For Camryn Manheim, who first attended at age 15 in 1976, becoming a regular participant led her to study acting in high school.
“I remember walking into the Renaissance Faire having never seen anything like it, but knowing immediately that I belonged there and that was my home,” she says.
“Faire” also offers views a rare (albeit PG-13) glimpse of the legendary behind-the-scenes nightlife—once the guests left and the actors and merchants were free to cut loose. Footage includes a coffee house with belly dancing, parties and risqué performances.
“They were X-rated. They were sexy and raunchy, and nasty and dirty,” Manheim says. “And all kinds of hell ensued after that.”

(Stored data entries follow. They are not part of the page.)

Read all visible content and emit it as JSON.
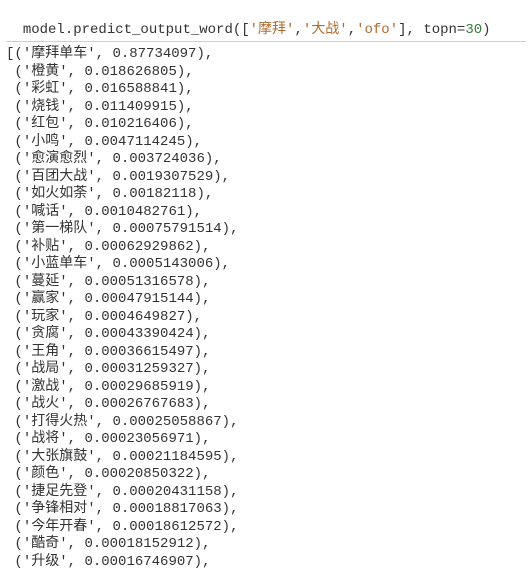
{
  "input": {
    "prefix": "model.predict_output_word(",
    "list_open": "[",
    "args": [
      "'摩拜'",
      "'大战'",
      "'ofo'"
    ],
    "list_sep": ",",
    "list_close": "]",
    "after_list": ", topn=",
    "topn": "30",
    "suffix": ")"
  },
  "output": {
    "open": "[",
    "item_open": "(",
    "item_sep": ", ",
    "item_close": ")",
    "line_trail": ",",
    "indent": " ",
    "last_close": "",
    "rows": [
      {
        "word": "'摩拜单车'",
        "score": "0.87734097"
      },
      {
        "word": "'橙黄'",
        "score": "0.018626805"
      },
      {
        "word": "'彩虹'",
        "score": "0.016588841"
      },
      {
        "word": "'烧钱'",
        "score": "0.011409915"
      },
      {
        "word": "'红包'",
        "score": "0.010216406"
      },
      {
        "word": "'小鸣'",
        "score": "0.0047114245"
      },
      {
        "word": "'愈演愈烈'",
        "score": "0.003724036"
      },
      {
        "word": "'百团大战'",
        "score": "0.0019307529"
      },
      {
        "word": "'如火如荼'",
        "score": "0.00182118"
      },
      {
        "word": "'喊话'",
        "score": "0.0010482761"
      },
      {
        "word": "'第一梯队'",
        "score": "0.00075791514"
      },
      {
        "word": "'补贴'",
        "score": "0.00062929862"
      },
      {
        "word": "'小蓝单车'",
        "score": "0.0005143006"
      },
      {
        "word": "'蔓延'",
        "score": "0.00051316578"
      },
      {
        "word": "'赢家'",
        "score": "0.00047915144"
      },
      {
        "word": "'玩家'",
        "score": "0.0004649827"
      },
      {
        "word": "'贪腐'",
        "score": "0.00043390424"
      },
      {
        "word": "'王角'",
        "score": "0.00036615497"
      },
      {
        "word": "'战局'",
        "score": "0.00031259327"
      },
      {
        "word": "'激战'",
        "score": "0.00029685919"
      },
      {
        "word": "'战火'",
        "score": "0.00026767683"
      },
      {
        "word": "'打得火热'",
        "score": "0.00025058867"
      },
      {
        "word": "'战将'",
        "score": "0.00023056971"
      },
      {
        "word": "'大张旗鼓'",
        "score": "0.00021184595"
      },
      {
        "word": "'颜色'",
        "score": "0.00020850322"
      },
      {
        "word": "'捷足先登'",
        "score": "0.00020431158"
      },
      {
        "word": "'争锋相对'",
        "score": "0.00018817063"
      },
      {
        "word": "'今年开春'",
        "score": "0.00018612572"
      },
      {
        "word": "'酷奇'",
        "score": "0.00018152912"
      },
      {
        "word": "'升级'",
        "score": "0.00016746907"
      }
    ]
  }
}
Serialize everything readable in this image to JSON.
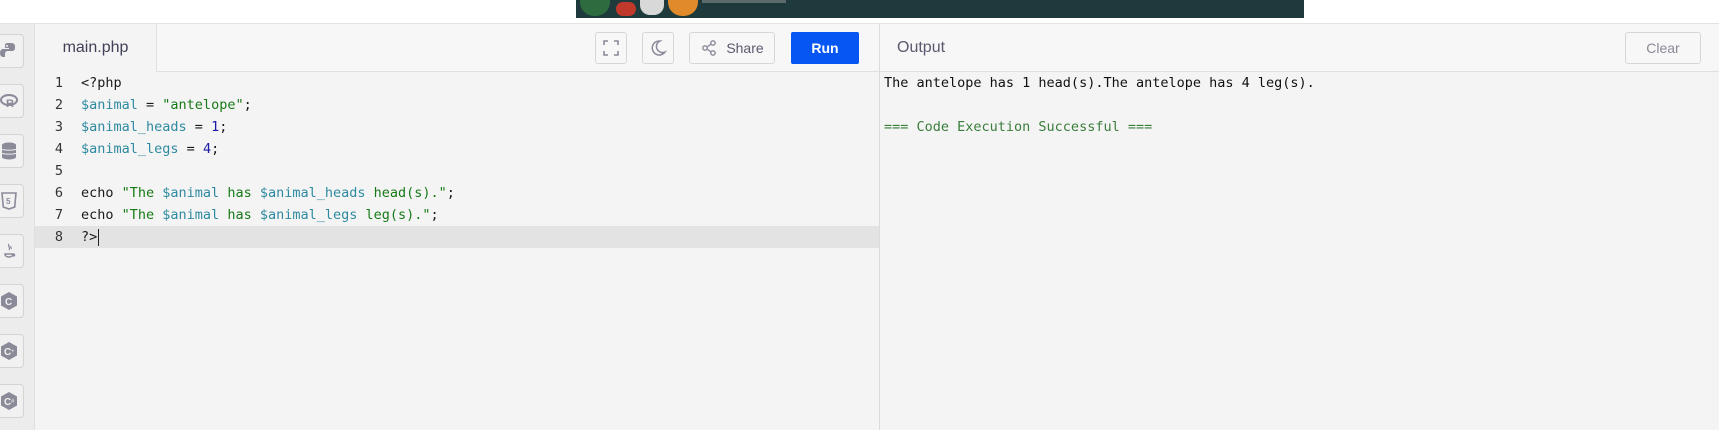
{
  "editor": {
    "file_tab": "main.php",
    "share_label": "Share",
    "run_label": "Run",
    "icons": [
      "fullscreen-icon",
      "moon-icon",
      "share-icon"
    ]
  },
  "sidebar": {
    "languages": [
      "python",
      "r",
      "sql",
      "html",
      "java",
      "c",
      "cpp",
      "csharp"
    ]
  },
  "code": {
    "line_numbers": [
      "1",
      "2",
      "3",
      "4",
      "5",
      "6",
      "7",
      "8"
    ],
    "l1": "<?php",
    "l2_var": "$animal",
    "l2_op": " = ",
    "l2_str": "\"antelope\"",
    "l2_end": ";",
    "l3_var": "$animal_heads",
    "l3_op": " = ",
    "l3_num": "1",
    "l3_end": ";",
    "l4_var": "$animal_legs",
    "l4_op": " = ",
    "l4_num": "4",
    "l4_end": ";",
    "l6_echo": "echo ",
    "l6_s1": "\"The ",
    "l6_v1": "$animal",
    "l6_s2": " has ",
    "l6_v2": "$animal_heads",
    "l6_s3": " head(s).\"",
    "l6_end": ";",
    "l7_echo": "echo ",
    "l7_s1": "\"The ",
    "l7_v1": "$animal",
    "l7_s2": " has ",
    "l7_v2": "$animal_legs",
    "l7_s3": " leg(s).\"",
    "l7_end": ";",
    "l8": "?>"
  },
  "output": {
    "title": "Output",
    "clear_label": "Clear",
    "result": "The antelope has 1 head(s).The antelope has 4 leg(s).",
    "status": "=== Code Execution Successful ==="
  },
  "colors": {
    "run_button": "#0556f3",
    "variable": "#2e8aa0",
    "string": "#167a16",
    "number": "#1a1aa6",
    "success": "#3a7d3a"
  }
}
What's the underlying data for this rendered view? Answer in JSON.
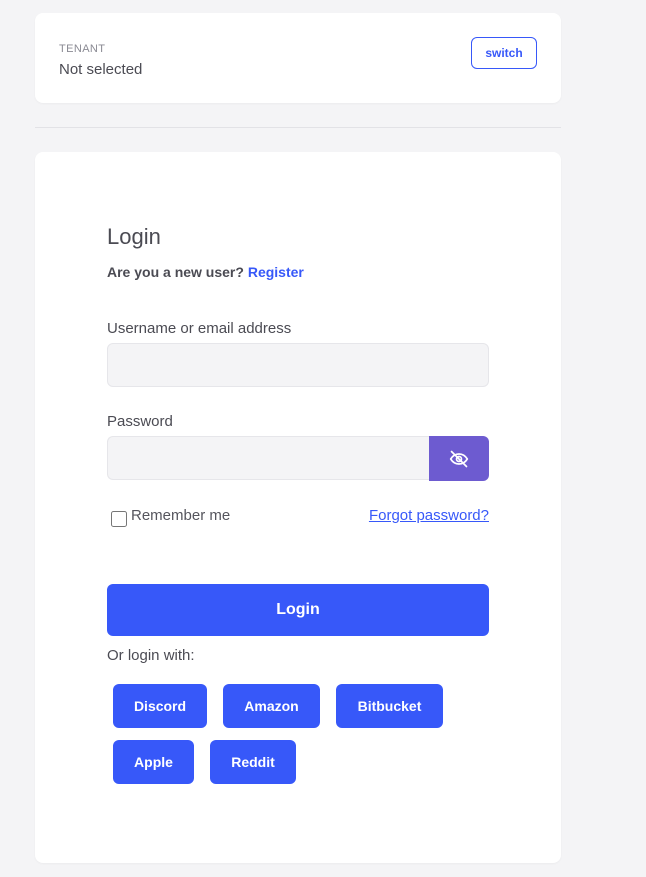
{
  "tenant": {
    "label": "TENANT",
    "value": "Not selected",
    "switch_label": "switch"
  },
  "login": {
    "title": "Login",
    "new_user_prompt": "Are you a new user?",
    "register_link": "Register",
    "username_label": "Username or email address",
    "username_value": "",
    "password_label": "Password",
    "password_value": "",
    "remember_label": "Remember me",
    "remember_checked": false,
    "forgot_link": "Forgot password?",
    "submit_label": "Login",
    "social_heading": "Or login with:",
    "social_providers": [
      "Discord",
      "Amazon",
      "Bitbucket",
      "Apple",
      "Reddit"
    ]
  },
  "icons": {
    "password_toggle": "eye-off-icon"
  },
  "colors": {
    "primary": "#3758f9",
    "toggle_button": "#6d5bd0",
    "background": "#f4f4f6",
    "card": "#ffffff"
  }
}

But everything changed in 1989, when Arthur Whizin—a major supporter of American Jewish University (then University of Judaism)—sold his Paramount Ranch land to a home developer (after making repeated offers to sell to SoCal Faire). Footage of the developer’s backhoe tearing apart the Agoura site’s temporary buildings is a heart-rending moment—Faire cast out from its Eden in the Santa Monica Mountains, never to return.
SoCal Faire moved to Glen Helen Park in Devore in the 1990s and then to its current location: the Santa Fe Dam Recreation Area in Irwindale. In the exodus from Agoura, SoCal Faire sacrificed core draws for its participants—after-hours parties and overnight camping—due to regulations at its new sites. Sarrow says Faire culture was never the same.
“To ask them to leave the end of the night was tragic,” he said. “It fractured our community. The nightlife is why people did the show.”
Trading Hollywood liberals for conservatives from the Inland Empire also altered the tone of Faire, according to the doc. One booth, Witch’s Wood, was moved from the entrance to the rear of the event when the San Bernardino religious community took offense, and one participant says the tarot readers were also scaled back.
“The vibe was not there,” says Suzanne Honor, a longtime Faire participant, who refers to the new attendees as the Kmart crowd: “The people who will only come if they get it for a deal. They’re not coming with money in their pocket to spend on crafts or to buy food. They’re coming to get the cheap deal.”
Renaissance Entertainment Productions, which took over the original Renaissance Pleasure Faire from the Pattersons in the 1990s, did not return a request for comment.
Several participants portrayed in “Faire” are looking to the merchant-run Northern California Faire (held September-October in Gilroy) to revive the ribald spirit of the Agoura Ren Faire. “Because we’re not catering to a family crowd at Northern Faire, we can be a little bawdier,” Honor says.
She laments that the period authenticity genie is out of the bottle with the growing inclusion of pirates (a la “Pirates of the Caribbean”) and fantasy characters (scantily clad women wearing fairy wings, guys in “World of Warcraft”-style gear), adding that this has led to a dramatic shift in the public’s expectations.
“We’re still going to dress period. We’re still going to have certain key characters running around that evoke the Renaissance,” Honor says. “Around them is going to be this maelstrom of things that aren’t period. ... It’s almost like you’re walking at Disneyland—you’ve got Renaissance World, you’ve got Pirate World and you’ve got We-Don’t-Know-Exactly-What-It-Is World, but we’re throwing it in anyway. I’d like to think we do it in a way that doesn’t tip it over into total fantasy but keeps it in that Renaissance milieu.”